How to Choose a Circuit Breaker
There are a few different criteria to consider when selecting a circuit breaker including voltage, frequency, interrupting capacity, continuous current rating, unusual operating conditions and product testing. This article will give a step by step overview on selecting an appropriate circuit breaker for your specific application.
The overall voltage rating is calculated by the highest voltage that can be applied across all end ports, the distribution type and how the circuit breaker is directly integrated into the system. It is important to select a circuit breaker with enough voltage capacity to meet the end application.
Circuit breakers up to 600 amps can be applied to frequencies of 50-120 Hz. Higher than 120 Hz frequencies will end up with the breaker having to derate. During higher frequency projects, the eddy currents and iron losses causes greater heating within the thermal trip components thus requiring the breaker to be derated or specifically calibrated. The total quantity of deration depends on the ampere rating, frame size as well as the current frequency. A general rule of thumb is the higher the ampere rating in a specific frame size the greater the derating needed.
All higher rated breakers over 600 amps contain a transformer-heated bimetal and are suitable for 60 Hz AC maximum. For 50 Hz AC minimum applications special calibration is generally available. Solid state trip breakers are pre-calibrated for 50 Hz or 60 Hz applications. If doing a diesel generator project the frequency will either be 50 Hz or 60 Hz. It is best to check ahead of time with an electrical contractor to make sure calibration measures are in place before moving forward with a 50 Hz project.

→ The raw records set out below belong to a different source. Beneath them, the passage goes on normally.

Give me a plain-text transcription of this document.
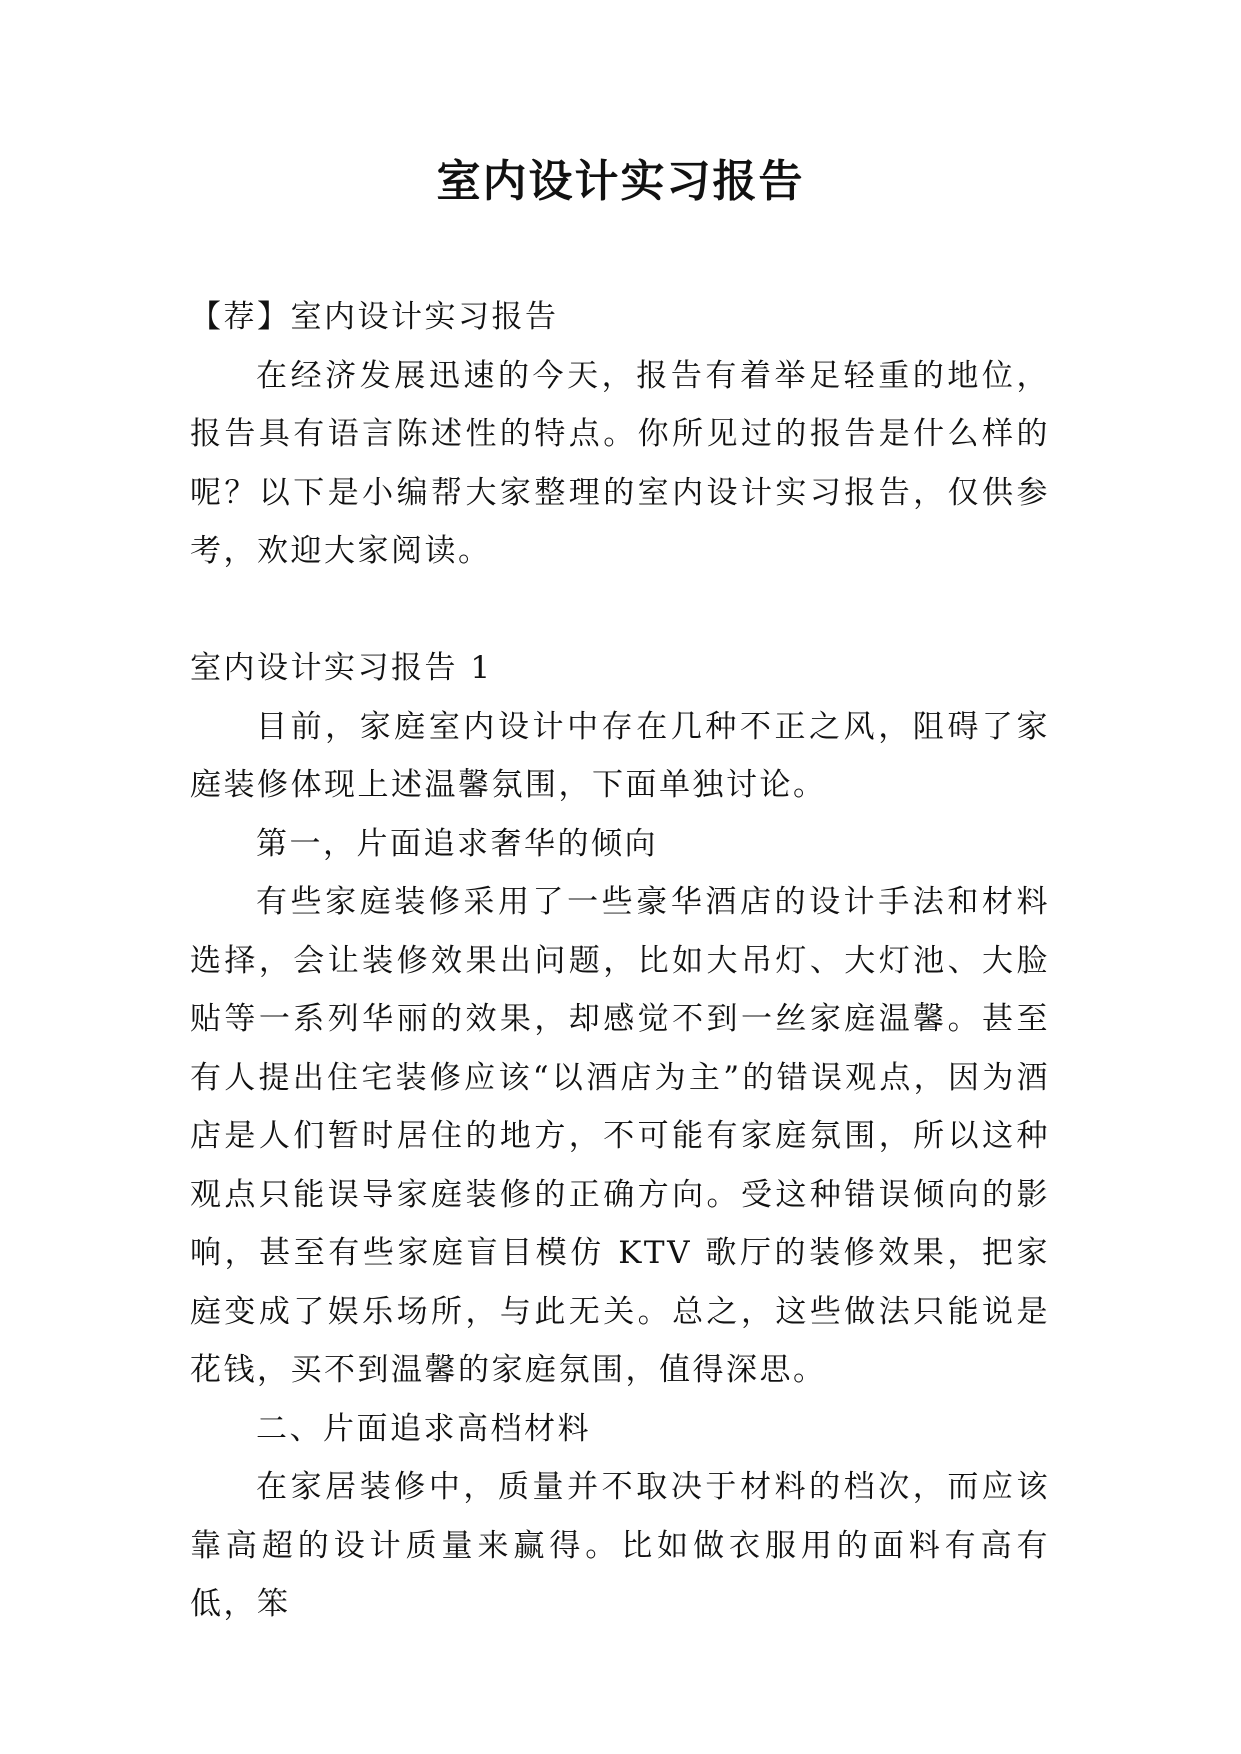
室内设计实习报告

【荐】室内设计实习报告

在经济发展迅速的今天，报告有着举足轻重的地位，报告具有语言陈述性的特点。你所见过的报告是什么样的呢？以下是小编帮大家整理的室内设计实习报告，仅供参考，欢迎大家阅读。

室内设计实习报告 1

目前，家庭室内设计中存在几种不正之风，阻碍了家庭装修体现上述温馨氛围，下面单独讨论。

第一，片面追求奢华的倾向

有些家庭装修采用了一些豪华酒店的设计手法和材料选择，会让装修效果出问题，比如大吊灯、大灯池、大脸贴等一系列华丽的效果，却感觉不到一丝家庭温馨。甚至有人提出住宅装修应该“以酒店为主”的错误观点，因为酒店是人们暂时居住的地方，不可能有家庭氛围，所以这种观点只能误导家庭装修的正确方向。受这种错误倾向的影响，甚至有些家庭盲目模仿 KTV 歌厅的装修效果，把家庭变成了娱乐场所，与此无关。总之，这些做法只能说是花钱，买不到温馨的家庭氛围，值得深思。

二、片面追求高档材料

在家居装修中，质量并不取决于材料的档次，而应该靠高超的设计质量来赢得。比如做衣服用的面料有高有低，笨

Maximum Interrupting Capacity
The interrupting rating is generally accepted as the highest amount of fault current the breaker can interrupt without causing system failure to itself. Determining the maximum amount of fault current supplied by a system can be calculated at any given time. The one infallible rule that must be followed when applying the correct circuit breaker is that the interrupting capacity of the breaker must be equal or greater than the amount of fault current that can be delivered at the point in the system where the breaker is applied. Failure to apply the correct amount of interrupting capacity will result in damage to the breaker.
Continuous Current Rating
In regards to continuous current rating, molded case circuit breakers are rated in amperes at a specific ambient temperature. This ampere rating is the continuous current the breaker will carry in the ambient temperature where it was calibrated. A general rule of thumb for circuit breaker manufactures is to calibrate their standard breakers at 104° F.